I got home, I'd go dancing. I'd meet a girl I like and say, "Let's get to know one another."

"What for? You're a Chernobylite now. I'd be scared to have your kids."

Every April 26, we get together, the guys who were there. We remember how it was. You were a soldier, at war, you were necessary. We forget the bad parts and remember that. We remember that they couldn't have made it without us. Our system, it's a military system, essentially, and it works great in emergencies. You're finally free there, and necessary. Freedom! And in those moments the Russian shows how great he is. How unique. We'll never be Dutch or German. And we'll never have proper asphalt and manicured lawns. But there'll always be plenty of heroes.

They made the call, and I went. I had to! I was a member of the Party. Communists, march! That's how it was. I was a police officer —

senior lieutenant. They promised me another "star." This was June of 1987. The looters had already been there. We boarded up windows and doors. The stores were all looted, the grates on the windows broken in, flour and sugar on the floor, candy. Cans everywhere. One village got evacuated, and then five, ten kilometers over, the next village didn't. They brought all the stuff over from the evacuated village. That's how it was. We're guarding the place, and the former head of the kolkhoz arrives with some of the local people, they've already been resettled, they have new homes, but they've come back to collect the crops and sow new ones. They drove the straw out in bales. We found sowing machines and motorcycles in the bales. There was a barter system-they give you a bottle of homemade vodka,* you give them permission to transport the television. We were selling and trading tractors and sowing machines. One bottle, or ten bottles. No one was interested in money. [Laughs.] It was like Communism. There was a tax for everything: a canister of gas-that's half a liter of vodka; an astrakhan fur coat-two liters; and motorcycles-variable. They transported the zone back here. You can find it on the markets, the pawnshops, at people's dachas. The only thing that remained behind the wire was the land. And the graves. And our health. And our faith. Or my faith.

They gave me a medal and one thousand rubles.

I remember the empty villages where the pigs had gone crazy and were running around. The kolkhoz offices and clubs, these faded posters: We'll give the motherland bread! Glory to the Soviet worker-peoples! The achievements of the people are immortal.

My wife took the kid and left. That bitch! But I'm not going to hang myself. And I'm not going to throw myself out a seventh-floor window. When I first came back from there with a suitcase full of money, that was fine. She wasn't afraid. [Starts singing.]

Even one thousand gamma rays

Can't keep the Russian cock from having its days.
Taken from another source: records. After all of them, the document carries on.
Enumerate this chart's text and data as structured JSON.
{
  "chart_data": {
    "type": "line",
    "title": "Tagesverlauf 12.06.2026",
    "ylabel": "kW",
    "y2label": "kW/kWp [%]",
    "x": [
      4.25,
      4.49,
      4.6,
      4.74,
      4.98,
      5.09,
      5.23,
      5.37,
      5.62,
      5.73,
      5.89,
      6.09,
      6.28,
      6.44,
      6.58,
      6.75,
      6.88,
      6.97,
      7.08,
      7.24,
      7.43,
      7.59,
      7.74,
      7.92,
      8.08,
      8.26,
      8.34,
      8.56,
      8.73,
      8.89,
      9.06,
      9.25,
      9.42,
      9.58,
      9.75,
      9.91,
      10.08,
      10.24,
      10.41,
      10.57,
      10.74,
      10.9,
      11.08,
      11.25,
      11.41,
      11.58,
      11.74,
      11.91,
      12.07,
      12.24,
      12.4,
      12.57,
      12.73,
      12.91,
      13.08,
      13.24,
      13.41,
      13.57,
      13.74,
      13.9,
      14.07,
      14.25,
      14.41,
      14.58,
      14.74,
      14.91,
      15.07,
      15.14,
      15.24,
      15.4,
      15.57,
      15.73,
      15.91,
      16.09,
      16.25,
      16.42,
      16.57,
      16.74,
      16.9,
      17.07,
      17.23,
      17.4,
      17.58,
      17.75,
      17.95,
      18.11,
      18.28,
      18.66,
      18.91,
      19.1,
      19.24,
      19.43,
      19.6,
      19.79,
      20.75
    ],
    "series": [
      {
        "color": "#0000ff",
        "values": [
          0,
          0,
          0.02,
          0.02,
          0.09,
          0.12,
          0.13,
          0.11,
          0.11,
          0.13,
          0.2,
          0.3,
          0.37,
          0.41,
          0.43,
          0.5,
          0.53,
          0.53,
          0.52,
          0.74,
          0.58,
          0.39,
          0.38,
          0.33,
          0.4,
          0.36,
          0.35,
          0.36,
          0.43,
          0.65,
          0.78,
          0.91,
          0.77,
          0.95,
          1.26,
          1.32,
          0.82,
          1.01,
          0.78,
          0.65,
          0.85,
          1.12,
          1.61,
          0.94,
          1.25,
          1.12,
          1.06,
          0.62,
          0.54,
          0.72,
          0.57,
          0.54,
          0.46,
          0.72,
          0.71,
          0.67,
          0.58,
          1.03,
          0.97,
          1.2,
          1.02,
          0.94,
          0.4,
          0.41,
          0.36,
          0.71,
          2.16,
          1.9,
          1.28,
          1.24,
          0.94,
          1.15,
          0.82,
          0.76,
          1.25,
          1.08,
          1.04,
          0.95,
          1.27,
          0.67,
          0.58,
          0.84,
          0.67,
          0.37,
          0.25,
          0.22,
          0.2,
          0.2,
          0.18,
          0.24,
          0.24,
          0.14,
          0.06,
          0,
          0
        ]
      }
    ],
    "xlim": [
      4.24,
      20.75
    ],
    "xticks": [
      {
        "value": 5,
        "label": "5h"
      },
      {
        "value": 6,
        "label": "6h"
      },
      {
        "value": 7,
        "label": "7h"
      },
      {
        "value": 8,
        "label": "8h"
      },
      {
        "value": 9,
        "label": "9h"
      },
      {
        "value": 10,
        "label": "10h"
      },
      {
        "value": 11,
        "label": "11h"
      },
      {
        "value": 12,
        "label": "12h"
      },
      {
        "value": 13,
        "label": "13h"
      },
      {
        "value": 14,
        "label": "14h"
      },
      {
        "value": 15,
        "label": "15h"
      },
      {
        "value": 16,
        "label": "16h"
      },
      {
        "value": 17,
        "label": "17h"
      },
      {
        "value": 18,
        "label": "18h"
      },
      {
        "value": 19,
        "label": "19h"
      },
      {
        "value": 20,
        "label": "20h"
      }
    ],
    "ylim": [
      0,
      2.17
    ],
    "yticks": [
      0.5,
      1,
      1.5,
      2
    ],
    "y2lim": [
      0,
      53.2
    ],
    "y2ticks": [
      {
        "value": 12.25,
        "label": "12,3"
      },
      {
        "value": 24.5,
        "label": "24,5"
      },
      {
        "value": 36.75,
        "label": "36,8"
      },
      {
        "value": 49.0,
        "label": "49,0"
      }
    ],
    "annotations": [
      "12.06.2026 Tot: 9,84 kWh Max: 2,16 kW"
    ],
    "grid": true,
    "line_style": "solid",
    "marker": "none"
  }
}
That bitch! She's afraid of me. She took the kid. [Suddenly serious.] The soldiers worked next to the reactor. I'd drive them there for their shifts and then back. I had a total-radiation meter around my neck, just like everyone else. After their shifts, I'd pick them up and we'd go to the First Department-that was a classified department. They'd take our readings there, write something down on our cards, but the number of roentgens we got, that was a military secret. Those fuckers! Some time goes by and suddenly they say: "Stop. You can't take any more." That's all the medical information they give you. Even when I was leaving they didn't tell me how much I got. Fuckers! Now they're fighting for power. For cabinet portfolios. They have elections. You want another joke? After Chernobyl you can eat anything you want, but you have to bury your own shit in lead.

My friend died. He got huge, fat, like a barrel. And my neighbor-he was also there, he worked a crane. He got black, like coal, and shrunk, so that he was wearing kid's clothes. I don't know how I'm going to die. I do know this: You don't last long with my diagnosis. But I'd like to feel it when it happens. Like a bullet to the head.

I was in Afghanistan, too. It was easier there. They just shot you.